Elektrische verbanden bij het "in serie" plaatsen van weerstanden.
Bij een schakeling in serie worden de verbruikers (weerstanden) na elkaar verbonden.
Het einde van de ene weerstand wordt verbonden met het begin van de volgende weerstand.
Voorbeeld: de lampjes van een kerstboomverlichting zijn vaak in serie geschakeld.
Dit zijn de eigenschappen van een serieschakeling.
Stroomsterkte
De stroomsterkte is overal in de keten gelijk.
I = I1 = I2 = I3 =...
Spanning
De spanning wordt verdeeld over de verschillende verbruikers.
U = U1 + U2 + U3 + ...
Weerstand
De totale weerstand (vervangingsweerstand) is de optelsom van de individuele weerstanden.
De volgorde waarin de verbruikers (weerstanden) zijn geschakeld, heeft geen invloed.
Rv = R1 + R2 + R3 + ...
De onderstaande animatie illustreert de gevolgen van een serieschakeling op de spanning en de stroomsterkte .
Hieronder staat een rekenvoorbeeld over serieschakelingen.

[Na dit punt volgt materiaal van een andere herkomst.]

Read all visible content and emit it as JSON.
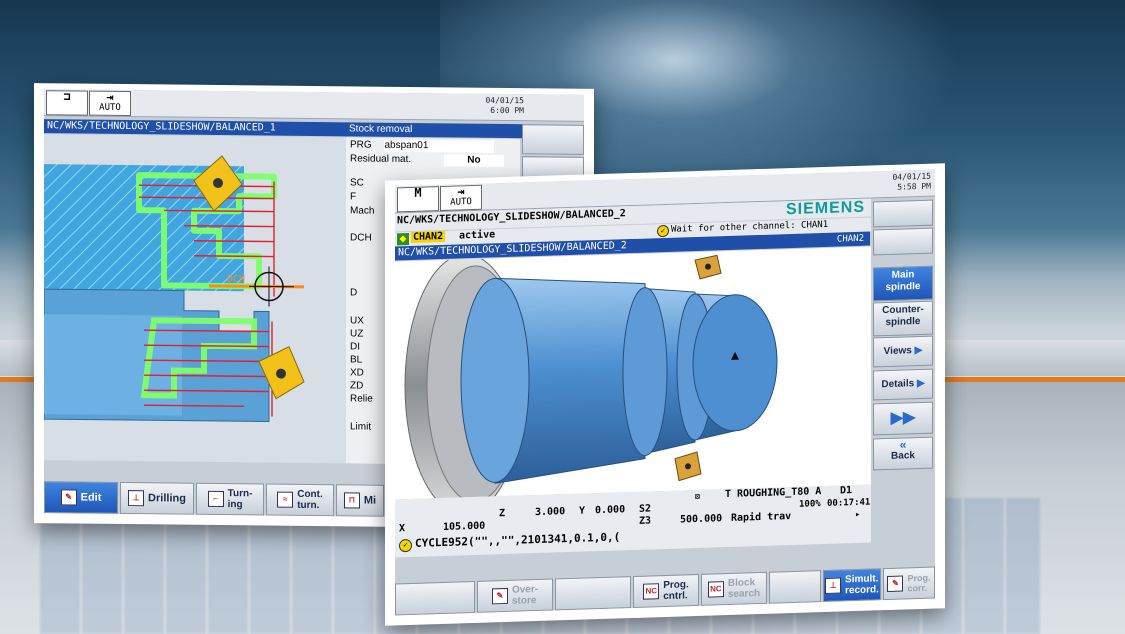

Aan een batterij van 20 V zijn twee weerstanden van respectievelijk 1 Ω en 4 Ω in serie geschakeld. Hoe groot zijn de individuele spanningen, hoe groot is de stroomsterkte en hoe groot is de vervangingsweerstand?
U = 20 V
R1 = 1 Ω
R2 = 4 Ω
Rv = ?
I = ?
U1 = ?
U2 = ?
Bij een serieschakeling is de vervangingsweerstand gelijk aan de som van de individuele weerstanden.
Rv = R1 + R2
Rv = 1 Ω + 4 Ω
Rv = 5 Ω
De stroomsterkte bij een serieschakeling is overal gelijk.
De stroomsterkte is gelijk aan de spanning gedeeld door de weerstand.
I = U/R
I = 20V/ 5 Ω
I = 4 A
In een serieschakeling wordt de spanning verdeeld over de verschillende verbruikers.
We gebruiken de wet van Ohm om de spanning over elke weerstand te berekenen.
U1= I * R1
U1 = 4 A * 1 Ω
U1 = 4 V
U2 = I * R2
U2 = 4 A * 4 Ω
U2 = 16 V
De totale spanning is gelijk aan de som van de individuele spanningen.
20V= 4V + 16V
De totale weerstand van een elektrische kring wordt de vervangingsweerstand genoemd. Symbool: Rv
Het is de 'fictieve' weerstand die een even grote stroom doorlaat als bij de combinatie van de weerstanden in de kring.
Bij de serieschakeling is de vervangingsweerstand altijd groter dan de grootste in serie geschakelde weerstand.
De voorschakelweerstand is een toepassing van de serieschakeling. Deze weerstand wordt gebruikt om de spanning in een verbruiker te verlagen.
Stel dat een lampje maximaal op een spanning van 12 V mag worden aangesloten. Als je enkel een bron van 24 V hebt, kun je het lampje nog steeds gebruiken door gebruik te maken van een voorschakelweerstand.
Nadeel van een serieschakeling:
Als er bij lampjes die in serie zijn geschakeld eentje kapot is, dan wordt de elektrische kring onderbroken. Door de onderbreking zal er geen enkel lampje meer branden.